To a solution of 510 mg (2.5 mmol) of 1-isocyanato-3,5-dimethyladamantane (n = 0) in 10 ml of dimethylformamide was added a solution of 440 mg (2.5 mmol) of 2-amino-2-cyanoadamantane in 5 ml of dimethylformamide ( molar ratio 1: 1: 78) at a temperature of 15-25 ° C. After stirring for 4 hours, the crystalline precipitate was filtered off and washed with 50 ml of water and then 30 ml of ethyl acetate. The resulting solid was dried in vacuo. Received 910 mg (2.4 mmol, 96%), a white solid. Mp 200-202 ° C. Mass spectrum, m / z ( _Irel ,%): 383 (4%, [M + 2H] ⁺ ), 355 (1%, [M-CN] ⁺ ), 205 (22%, [M-Ad (CN) NH] ⁺ ), 177 (26%, [Ad (CH ₃ ) ₂ NH] ⁺ ), 164 (36%), 163 (45%, [Ad (CH ₃ ) ₂ ] ⁺ ), 150 (100 %, [AdNH] ⁺ ), 134 (41%, [Ad-2H] ⁺ ), 107 (70%), 91 (78%), 80 (85%). 1Н NMR spectrum δ, ppm: 0.80-1.90 m (33Н, Ad, Ad (CH ₃ ) ₂ ); 2.00-2.06 t (2H, 2NH).

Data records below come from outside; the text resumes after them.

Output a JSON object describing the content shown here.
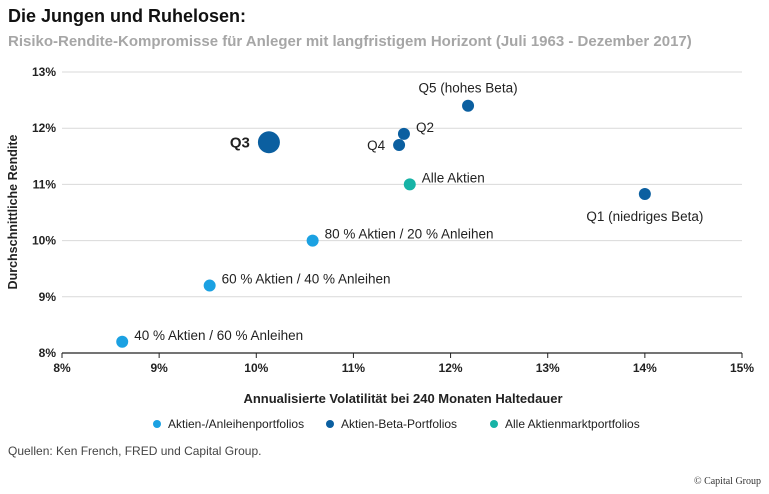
{
  "header": {
    "title": "Die Jungen und Ruhelosen:",
    "subtitle": "Risiko-Rendite-Kompromisse für Anleger mit langfristigem Horizont (Juli 1963 - Dezember 2017)"
  },
  "chart_data": {
    "type": "scatter",
    "xlabel": "Annualisierte Volatilität bei 240 Monaten Haltedauer",
    "ylabel": "Durchschnittliche Rendite",
    "xlim": [
      8,
      15
    ],
    "ylim": [
      8,
      13
    ],
    "x_ticks": [
      8,
      9,
      10,
      11,
      12,
      13,
      14,
      15
    ],
    "y_ticks": [
      8,
      9,
      10,
      11,
      12,
      13
    ],
    "x_tick_labels": [
      "8%",
      "9%",
      "10%",
      "11%",
      "12%",
      "13%",
      "14%",
      "15%"
    ],
    "y_tick_labels": [
      "8%",
      "9%",
      "10%",
      "11%",
      "12%",
      "13%"
    ],
    "grid": "horizontal",
    "categories": [
      {
        "name": "Aktien-/Anleihenportfolios",
        "color": "#1ba1e2"
      },
      {
        "name": "Aktien-Beta-Portfolios",
        "color": "#0b5fa0"
      },
      {
        "name": "Alle Aktienmarktportfolios",
        "color": "#17b3a6"
      }
    ],
    "points": [
      {
        "label": "40 % Aktien / 60 % Anleihen",
        "x": 8.62,
        "y": 8.2,
        "category": 0,
        "highlight": false,
        "label_pos": "right"
      },
      {
        "label": "60 % Aktien / 40 % Anleihen",
        "x": 9.52,
        "y": 9.2,
        "category": 0,
        "highlight": false,
        "label_pos": "right"
      },
      {
        "label": "80 % Aktien / 20 % Anleihen",
        "x": 10.58,
        "y": 10.0,
        "category": 0,
        "highlight": false,
        "label_pos": "right"
      },
      {
        "label": "Q3",
        "x": 10.13,
        "y": 11.75,
        "category": 1,
        "highlight": true,
        "label_pos": "left"
      },
      {
        "label": "Q4",
        "x": 11.47,
        "y": 11.7,
        "category": 1,
        "highlight": false,
        "label_pos": "left"
      },
      {
        "label": "Q2",
        "x": 11.52,
        "y": 11.9,
        "category": 1,
        "highlight": false,
        "label_pos": "right"
      },
      {
        "label": "Q5 (hohes Beta)",
        "x": 12.18,
        "y": 12.4,
        "category": 1,
        "highlight": false,
        "label_pos": "above"
      },
      {
        "label": "Q1 (niedriges Beta)",
        "x": 14.0,
        "y": 10.83,
        "category": 1,
        "highlight": false,
        "label_pos": "below"
      },
      {
        "label": "Alle Aktien",
        "x": 11.58,
        "y": 11.0,
        "category": 2,
        "highlight": false,
        "label_pos": "right"
      }
    ]
  },
  "footer": {
    "source": "Quellen: Ken French, FRED und Capital Group.",
    "copyright": "© Capital Group"
  }
}
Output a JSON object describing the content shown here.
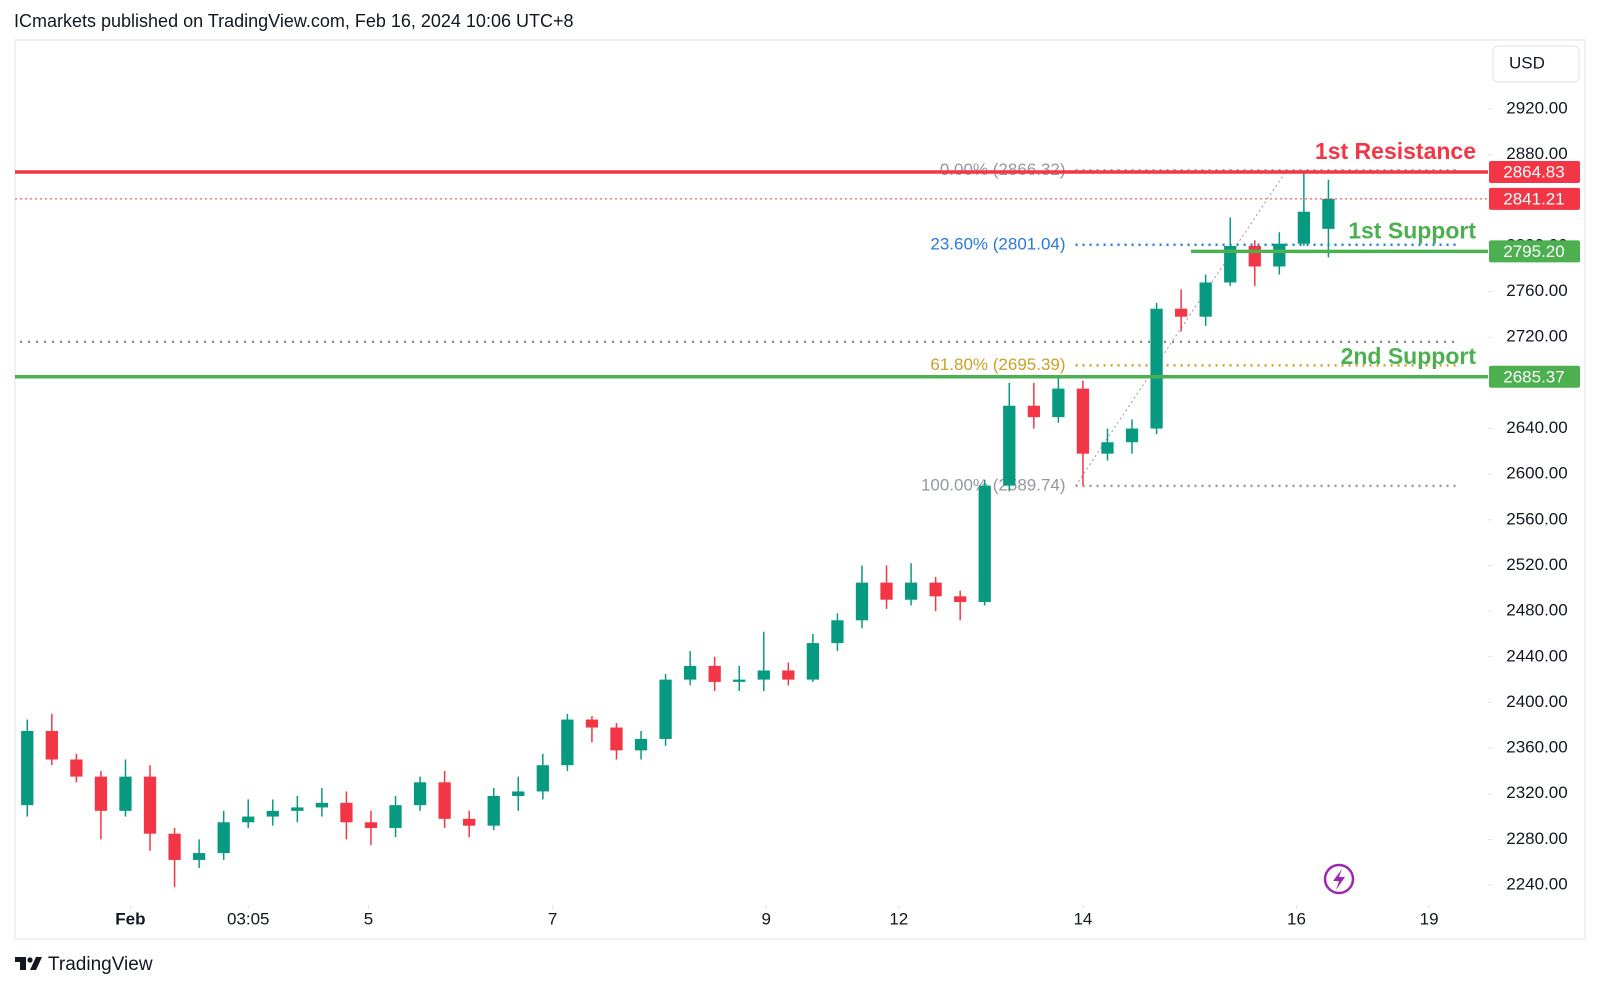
{
  "header": {
    "title": "ICmarkets published on TradingView.com, Feb 16, 2024 10:06 UTC+8"
  },
  "footer": {
    "logo": "TradingView"
  },
  "chart_data": {
    "type": "candlestick",
    "currency": "USD",
    "up_color": "#089981",
    "down_color": "#f23645",
    "xlim": [
      -0.5,
      59.5
    ],
    "ylim": [
      2222.5,
      2979.6
    ],
    "xticks": [
      {
        "value": 4.2,
        "label": "Feb"
      },
      {
        "value": 9.0,
        "label": "03:05"
      },
      {
        "value": 13.9,
        "label": "5"
      },
      {
        "value": 21.4,
        "label": "7"
      },
      {
        "value": 30.1,
        "label": "9"
      },
      {
        "value": 35.5,
        "label": "12"
      },
      {
        "value": 43.0,
        "label": "14"
      },
      {
        "value": 51.7,
        "label": "16"
      },
      {
        "value": 57.1,
        "label": "19"
      }
    ],
    "yticks": [
      {
        "value": 2240,
        "label": "2240.00"
      },
      {
        "value": 2280,
        "label": "2280.00"
      },
      {
        "value": 2320,
        "label": "2320.00"
      },
      {
        "value": 2360,
        "label": "2360.00"
      },
      {
        "value": 2400,
        "label": "2400.00"
      },
      {
        "value": 2440,
        "label": "2440.00"
      },
      {
        "value": 2480,
        "label": "2480.00"
      },
      {
        "value": 2520,
        "label": "2520.00"
      },
      {
        "value": 2560,
        "label": "2560.00"
      },
      {
        "value": 2600,
        "label": "2600.00"
      },
      {
        "value": 2640,
        "label": "2640.00"
      },
      {
        "value": 2680,
        "label": "2680.00"
      },
      {
        "value": 2720,
        "label": "2720.00"
      },
      {
        "value": 2760,
        "label": "2760.00"
      },
      {
        "value": 2800,
        "label": "2800.00"
      },
      {
        "value": 2840,
        "label": "2840.00"
      },
      {
        "value": 2880,
        "label": "2880.00"
      },
      {
        "value": 2920,
        "label": "2920.00"
      }
    ],
    "x": [
      0,
      1,
      2,
      3,
      4,
      5,
      6,
      7,
      8,
      9,
      10,
      11,
      12,
      13,
      14,
      15,
      16,
      17,
      18,
      19,
      20,
      21,
      22,
      23,
      24,
      25,
      26,
      27,
      28,
      29,
      30,
      31,
      32,
      33,
      34,
      35,
      36,
      37,
      38,
      39,
      40,
      41,
      42,
      43,
      44,
      45,
      46,
      47,
      48,
      49,
      50,
      51,
      52,
      53
    ],
    "open": [
      2310,
      2375,
      2350,
      2335,
      2305,
      2335,
      2285,
      2262,
      2268,
      2295,
      2300,
      2305,
      2308,
      2312,
      2295,
      2290,
      2310,
      2330,
      2298,
      2292,
      2318,
      2322,
      2345,
      2385,
      2378,
      2358,
      2368,
      2420,
      2432,
      2418,
      2420,
      2428,
      2420,
      2452,
      2472,
      2505,
      2490,
      2505,
      2493,
      2488,
      2590,
      2660,
      2650,
      2675,
      2618,
      2628,
      2640,
      2745,
      2738,
      2768,
      2800,
      2782,
      2802,
      2815
    ],
    "high": [
      2385,
      2390,
      2355,
      2340,
      2350,
      2345,
      2290,
      2280,
      2305,
      2315,
      2315,
      2318,
      2325,
      2322,
      2305,
      2318,
      2335,
      2340,
      2305,
      2325,
      2335,
      2355,
      2390,
      2388,
      2382,
      2375,
      2425,
      2445,
      2440,
      2432,
      2462,
      2435,
      2460,
      2478,
      2520,
      2520,
      2522,
      2510,
      2498,
      2595,
      2680,
      2680,
      2685,
      2682,
      2640,
      2648,
      2750,
      2762,
      2775,
      2825,
      2805,
      2812,
      2866,
      2858
    ],
    "low": [
      2300,
      2345,
      2330,
      2280,
      2300,
      2270,
      2238,
      2255,
      2262,
      2290,
      2292,
      2295,
      2300,
      2280,
      2275,
      2282,
      2305,
      2290,
      2282,
      2288,
      2305,
      2315,
      2340,
      2365,
      2350,
      2350,
      2362,
      2415,
      2410,
      2410,
      2410,
      2415,
      2418,
      2445,
      2465,
      2482,
      2485,
      2480,
      2472,
      2485,
      2585,
      2640,
      2645,
      2590,
      2612,
      2618,
      2635,
      2725,
      2730,
      2765,
      2765,
      2775,
      2800,
      2790
    ],
    "close": [
      2375,
      2350,
      2335,
      2305,
      2335,
      2285,
      2262,
      2268,
      2295,
      2300,
      2305,
      2308,
      2312,
      2295,
      2290,
      2310,
      2330,
      2298,
      2292,
      2318,
      2322,
      2345,
      2385,
      2378,
      2358,
      2368,
      2420,
      2432,
      2418,
      2420,
      2428,
      2420,
      2452,
      2472,
      2505,
      2490,
      2505,
      2493,
      2488,
      2590,
      2660,
      2650,
      2675,
      2618,
      2628,
      2640,
      2745,
      2738,
      2768,
      2800,
      2782,
      2802,
      2830,
      2841.21
    ],
    "reference_line": 2716,
    "levels": [
      {
        "name": "1st Resistance",
        "value": 2864.83,
        "value_label": "2864.83",
        "color": "#f23645",
        "style": "solid"
      },
      {
        "value": 2841.21,
        "value_label": "2841.21",
        "color": "#f23645",
        "style": "dotted"
      },
      {
        "name": "1st Support",
        "value": 2795.2,
        "value_label": "2795.20",
        "color": "#4caf50",
        "style": "solid",
        "start": 47.4
      },
      {
        "name": "2nd Support",
        "value": 2685.37,
        "value_label": "2685.37",
        "color": "#4caf50",
        "style": "solid"
      }
    ],
    "fib": {
      "start": 42.7,
      "end": 51.3,
      "levels": [
        {
          "label": "0.00% (2866.32)",
          "value": 2866.32,
          "color": "#9598a1"
        },
        {
          "label": "23.60% (2801.04)",
          "value": 2801.04,
          "color": "#2979d6"
        },
        {
          "label": "61.80% (2695.39)",
          "value": 2695.39,
          "color": "#c9a227"
        },
        {
          "label": "100.00% (2589.74)",
          "value": 2589.74,
          "color": "#9598a1"
        }
      ]
    }
  }
}
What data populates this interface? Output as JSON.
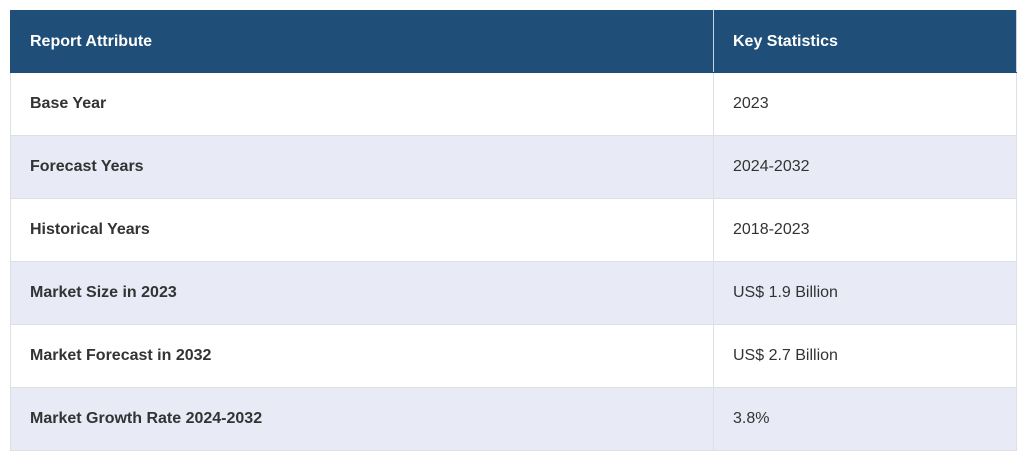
{
  "table": {
    "header": [
      "Report Attribute",
      "Key Statistics"
    ],
    "rows": [
      [
        "Base Year",
        "2023"
      ],
      [
        "Forecast Years",
        "2024-2032"
      ],
      [
        "Historical Years",
        "2018-2023"
      ],
      [
        "Market Size in 2023",
        "US$ 1.9 Billion"
      ],
      [
        "Market Forecast in 2032",
        "US$ 2.7 Billion"
      ],
      [
        "Market Growth Rate 2024-2032",
        "3.8%"
      ]
    ]
  }
}
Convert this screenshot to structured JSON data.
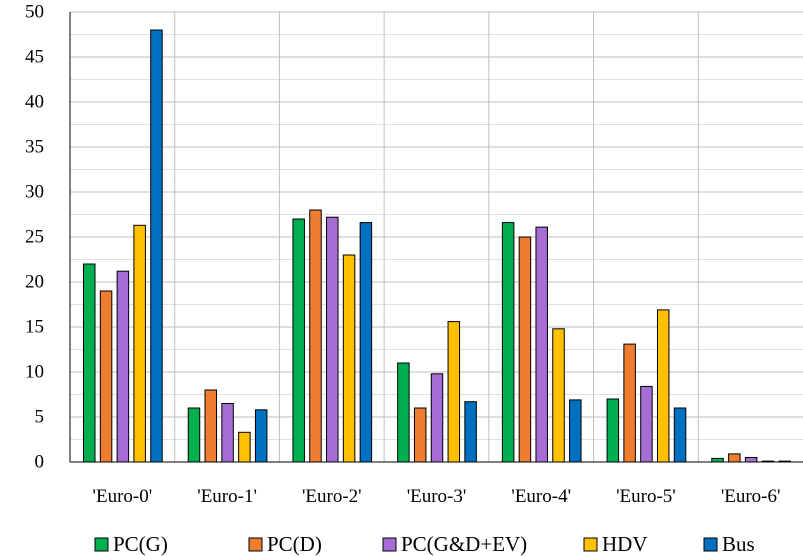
{
  "chart_data": {
    "type": "bar",
    "title": "",
    "xlabel": "",
    "ylabel": "",
    "categories": [
      "'Euro-0'",
      "'Euro-1'",
      "'Euro-2'",
      "'Euro-3'",
      "'Euro-4'",
      "'Euro-5'",
      "'Euro-6'"
    ],
    "ylim": [
      0,
      50
    ],
    "yticks": [
      "0",
      "5",
      "10",
      "15",
      "20",
      "25",
      "30",
      "35",
      "40",
      "45",
      "50"
    ],
    "grid": true,
    "legend_position": "bottom",
    "series": [
      {
        "name": "PC(G)",
        "color": "#00B050",
        "values": [
          22.0,
          6.0,
          27.0,
          11.0,
          26.6,
          7.0,
          0.4
        ]
      },
      {
        "name": "PC(D)",
        "color": "#ED7D31",
        "values": [
          19.0,
          8.0,
          28.0,
          6.0,
          25.0,
          13.1,
          0.9
        ]
      },
      {
        "name": "PC(G&D+EV)",
        "color": "#A66DD4",
        "values": [
          21.2,
          6.5,
          27.2,
          9.8,
          26.1,
          8.4,
          0.5
        ]
      },
      {
        "name": "HDV",
        "color": "#FFC000",
        "values": [
          26.3,
          3.3,
          23.0,
          15.6,
          14.8,
          16.9,
          0.1
        ]
      },
      {
        "name": "Bus",
        "color": "#0070C0",
        "values": [
          48.0,
          5.8,
          26.6,
          6.7,
          6.9,
          6.0,
          0.1
        ]
      }
    ]
  }
}
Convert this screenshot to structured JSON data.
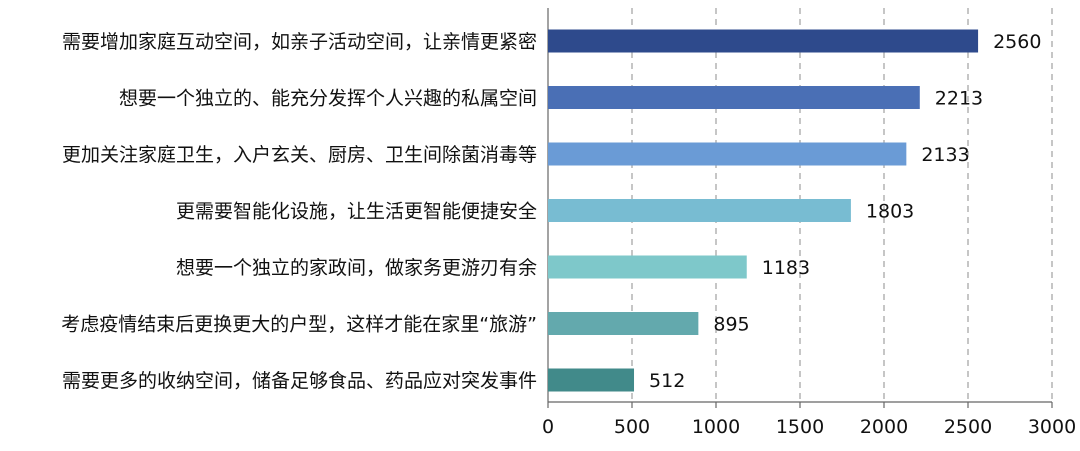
{
  "chart_data": {
    "type": "bar",
    "orientation": "horizontal",
    "categories": [
      "需要增加家庭互动空间，如亲子活动空间，让亲情更紧密",
      "想要一个独立的、能充分发挥个人兴趣的私属空间",
      "更加关注家庭卫生，入户玄关、厨房、卫生间除菌消毒等",
      "更需要智能化设施，让生活更智能便捷安全",
      "想要一个独立的家政间，做家务更游刃有余",
      "考虑疫情结束后更换更大的户型，这样才能在家里“旅游”",
      "需要更多的收纳空间，储备足够食品、药品应对突发事件"
    ],
    "values": [
      2560,
      2213,
      2133,
      1803,
      1183,
      895,
      512
    ],
    "value_labels": [
      "2560",
      "2213",
      "2133",
      "1803",
      "1183",
      "895",
      "512"
    ],
    "bar_colors": [
      "#2e4a8c",
      "#4a6fb5",
      "#6a9bd6",
      "#78bcd2",
      "#7ec8ca",
      "#63a9ad",
      "#418a8a"
    ],
    "x_ticks": [
      "0",
      "500",
      "1000",
      "1500",
      "2000",
      "2500",
      "3000"
    ],
    "xlim": [
      0,
      3000
    ],
    "grid": "vertical dashed",
    "legend": "none",
    "title": "",
    "xlabel": "",
    "ylabel": ""
  }
}
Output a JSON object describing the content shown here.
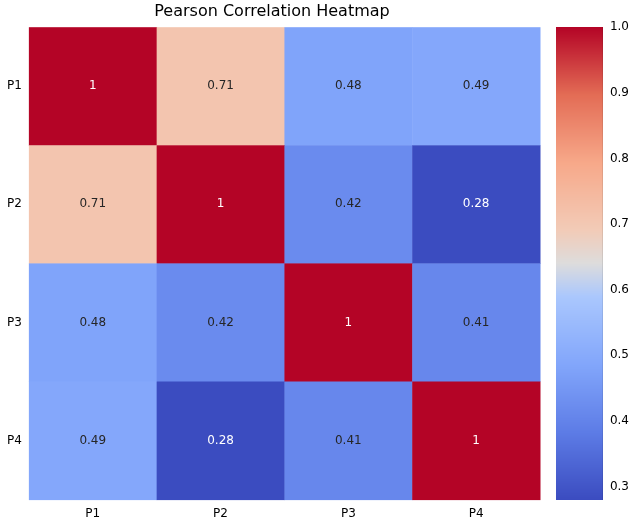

Thus, the above information indicates the fulfillment of the following set of conditions when using the claimed invention:

- a tool embodying the claimed invention in its implementation, is intended for use in various industries;

- for the claimed invention in the form as described in the independent clause of the claims below, the possibility of its implementation using the above or known means and methods is confirmed;

- a tool embodying the claimed invention in its implementation, is able to ensure the achievement of a technical result.

Therefore, the claimed invention meets the requirement of "industrial applicability".

Claims (1)

The method of obtaining 1,3-disubstituted urea derivatives of 1,3-dimethyladamantane of the General formula:

where n = 0, 1

consisting in the interaction of isocyanate of the General formula:

where n = 0, 1,
with amines selected from the series: 1,2-ethylenediamine, piperidine, 1-aminomethyladamantane, 2-amino-2-cyanoadamantane and 2-aminoethanol, at a temperature of 0-25 ° C for 3-8 hours in dimethylformamide at a molar ratio of isocyanate : amine: dimethylformamide 1: 1.1-7.2: 65-107 and the isolation of the target product.